Stabilität, Funktion und Ästhetik
Von der Kariesfrüherkennung bis zur Wurzelkanalbehandlung
Karies entsteht, wenn sich Zahnbelag bildet und dessen bakterielle Stoffwechselprodukte den Zahnschmelz angreifen. Im Frühstadium lässt sich dieser Prozess oft ohne Bohren stoppen – etwa durch Remineralisation oder Karies-Infiltration.
Bildet sich bereits ein Defekt, versorgen wir diesen minimalinvasiv mit Kompositfüllungen; bei größeren Schäden kommen Keramik-Inlays/Onlays oder Teilkronen zum Einsatz, um Form, Stabilität und Ästhetik dauerhaft wiederherzustellen.

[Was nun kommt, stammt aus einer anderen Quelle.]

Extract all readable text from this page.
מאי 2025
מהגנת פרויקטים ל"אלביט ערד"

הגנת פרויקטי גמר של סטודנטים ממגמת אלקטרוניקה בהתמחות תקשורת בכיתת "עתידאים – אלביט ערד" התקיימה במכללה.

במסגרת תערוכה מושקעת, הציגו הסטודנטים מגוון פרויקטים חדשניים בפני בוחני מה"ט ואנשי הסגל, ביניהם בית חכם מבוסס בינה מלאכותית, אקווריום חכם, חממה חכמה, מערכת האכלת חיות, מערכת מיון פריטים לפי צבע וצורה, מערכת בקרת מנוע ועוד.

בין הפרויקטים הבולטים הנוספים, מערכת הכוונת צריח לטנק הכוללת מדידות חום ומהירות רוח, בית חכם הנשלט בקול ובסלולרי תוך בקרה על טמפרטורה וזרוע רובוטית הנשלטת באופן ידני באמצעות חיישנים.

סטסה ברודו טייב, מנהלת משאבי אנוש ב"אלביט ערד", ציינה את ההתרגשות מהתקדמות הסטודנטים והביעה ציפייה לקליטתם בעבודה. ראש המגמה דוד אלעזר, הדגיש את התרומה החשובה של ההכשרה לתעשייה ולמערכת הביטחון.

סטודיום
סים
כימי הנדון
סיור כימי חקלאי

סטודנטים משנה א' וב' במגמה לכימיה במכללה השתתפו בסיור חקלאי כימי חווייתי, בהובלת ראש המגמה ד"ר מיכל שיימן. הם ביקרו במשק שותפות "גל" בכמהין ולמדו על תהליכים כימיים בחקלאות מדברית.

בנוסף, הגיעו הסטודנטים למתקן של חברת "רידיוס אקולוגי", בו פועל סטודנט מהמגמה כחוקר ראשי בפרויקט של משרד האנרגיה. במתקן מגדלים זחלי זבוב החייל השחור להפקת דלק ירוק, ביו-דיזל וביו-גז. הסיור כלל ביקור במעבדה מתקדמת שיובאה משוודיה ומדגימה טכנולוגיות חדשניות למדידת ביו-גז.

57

Dringt die Karies tiefer in den Zahn vor, kann sich der Zahnnerv entzünden. Typische Anzeichen sind Kälte-/Wärmeempfindlichkeit, Druckschmerz oder Spontanschmerz. In diesen Fällen ermöglicht die Wurzelkanalbehandlung den Zahnerhalt von innen: entzündetes Gewebe wird entfernt, die feinen Kanäle werden gereinigt, desinfiziert und dicht verschlossen. Anschließend erhält der Zahn – je nach Substanzverlust – eine Füllung, ein Inlay/Onlay oder eine Krone, damit er wieder belastbar ist und lange erhalten bleibt.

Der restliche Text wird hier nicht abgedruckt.